O vagão ia parando, e eu andava a seu lado na direção contrária, calculava os passos para estar em frente a uma das portas quando todas se abrissem, e reparei nela através das janelas: sentada, uma já passageira vinda da estação anterior, e um olhar desconfiado em mim, quase irritada. Não, nada disso. Era séria. Não se pode ser sério, que sempre aparece um chato a nos chamar desconfiado, irritado. Ela era apenas séria, e digo ‘apenas’ como se ser sério fosse pouca coisa. Entrei e sentei-me num lugar qualquer, tirei a carteira do bolso de trás, juntei-a ao celular, ajeitei-me no assento, o vagão apitou, fechou as portas e seguiu. Próxima estação, Paraíso.
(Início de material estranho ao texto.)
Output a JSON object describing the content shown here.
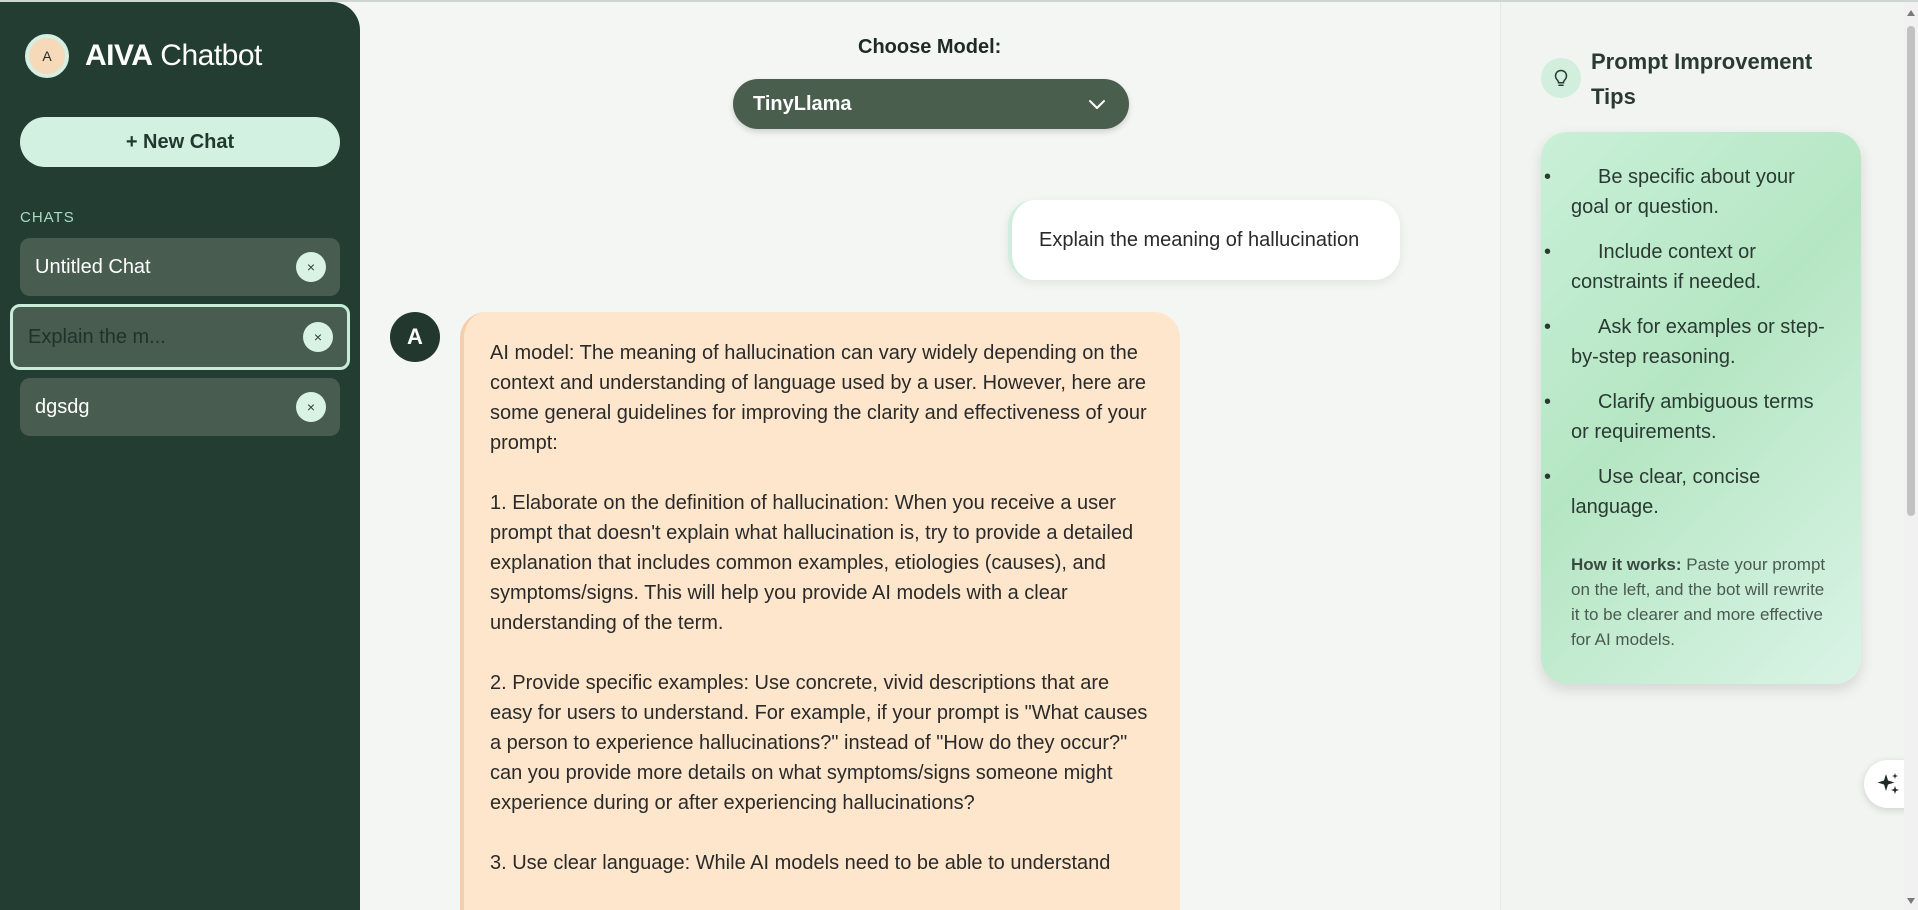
{
  "app": {
    "brand_bold": "AIVA",
    "brand_rest": " Chatbot",
    "avatar_letter": "A"
  },
  "sidebar": {
    "new_chat_label": "+ New Chat",
    "section_label": "CHATS",
    "chats": [
      {
        "label": "Untitled Chat"
      },
      {
        "placeholder": "Explain the m..."
      },
      {
        "label": "dgsdg"
      }
    ],
    "close_glyph": "×"
  },
  "main": {
    "model_label": "Choose Model:",
    "model_selected": "TinyLlama",
    "user_message": "Explain the meaning of hallucination",
    "bot_avatar_letter": "A",
    "bot_message": "AI model: The meaning of hallucination can vary widely depending on the context and understanding of language used by a user. However, here are some general guidelines for improving the clarity and effectiveness of your prompt:\n\n1. Elaborate on the definition of hallucination: When you receive a user prompt that doesn't explain what hallucination is, try to provide a detailed explanation that includes common examples, etiologies (causes), and symptoms/signs. This will help you provide AI models with a clear understanding of the term.\n\n2. Provide specific examples: Use concrete, vivid descriptions that are easy for users to understand. For example, if your prompt is \"What causes a person to experience hallucinations?\" instead of \"How do they occur?\" can you provide more details on what symptoms/signs someone might experience during or after experiencing hallucinations?\n\n3. Use clear language: While AI models need to be able to understand"
  },
  "tips": {
    "title": "Prompt Improvement Tips",
    "items": [
      "Be specific about your goal or question.",
      "Include context or constraints if needed.",
      "Ask for examples or step-by-step reasoning.",
      "Clarify ambiguous terms or requirements.",
      "Use clear, concise language."
    ],
    "how_label": "How it works:",
    "how_text": " Paste your prompt on the left, and the bot will rewrite it to be clearer and more effective for AI models."
  },
  "colors": {
    "sidebar_bg": "#233d33",
    "accent_mint": "#d3f1e0",
    "bot_bubble": "#fde6cc",
    "model_select_bg": "#4a5e4d"
  },
  "icons": {
    "tips": "lightbulb-icon",
    "dropdown": "chevron-down-icon",
    "floating": "sparkle-icon"
  }
}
Lembrei-me então de olhar de novo para ela. Não tinha nada de bonita, e nem por isso eu poderia dizer que era feia. Dada a posição de seu assento, só lhe via a metade direita, ou nem isso. Via um cabelo preto e liso, cuidadosamente cortado para parecer descuidadamente despenado. Um braço forte, quase gordo, talvez gordo e forte, como o braço de uma menina gorda que tivesse ido fazer ginástica para diminuí-lo, o tiro tivesse saído pela culatra, tudo tivesse diminuído um pouco, e ela agora tinha o braço mais forte e gordo do que antes. Uma camiseta preta sem mangas lhe esganava o ombro, acentuando ainda mais o calibre do braço. Uma calça cor de laranja cheia de bolsos, dessas que os alpinistas vestem quando querem se perder nas montanhas, e uns calçados quaisquer que nem reparei como eram, mas, descalça, ela não estava. No colo, uma mochila preta, cheia de penduricalhos agarrados, coisas. Próxima estação, Brigadeiro.

A certa altura, enquanto eu reparava nela, chicoteou a cabeça e me encarou, irritada. Lá vou eu de novo, irritada, não, apenas séria. Não baixei os olhos porque não tinha outras intenções, não havia do que me envergonhar, e ela voltou a cabeça para a frente um segundo depois de a ter voltado para mim. Espiei o esquema das estações sobre a porta do vagão, a ver quantas faltavam até meu destino, e comecei a ouvir, por entre a zoeira do vagão em disparada, um plim-plim metálico, um batuque de ferro com ferro, e procurei de onde vinha o barulho para encontrar a tal menina em seu lugar, sentada de lado no seu banco, de forma a deixar claro que levantaria em breve, batucando, feliz — séria, mas feliz — no cano mais próximo com alguma coisa metálica que tinha na mão, uma moeda, um parafuso, não se via porque estava preso à palma da mão, e isso não tem a menor importância.

O que importa, e foi isso que me espantou — próxima estação, Trianon-Masp — é que todos os passageiros que estavam ao alcance do seu batuque e o ouviam, olhavam para ela com olhar de reprovação. Era como se fosse proibido externar felicidade ao se perceber que nossa estação vem chegando. Era como se fosse impossível deixar de dirigir uma expressão de desagravo a qualquer mutante de calças cor de laranja e braços gordos que tenha o desplante de batucar nos canos sagrados. Ou era — e lá isso era mesmo! — como se as pessoas interessantes tivessem que ser anuladas rapidamente, antes que conseguissem perpetrar suas maneiras de ser e, quiçá, suas idéias, se por acaso as tivessem.

O trem parou, ela desceu, os olhares se dissiparam, e eu fiquei no meio daquele monte de gente mesma. Próxima estação, Consolação.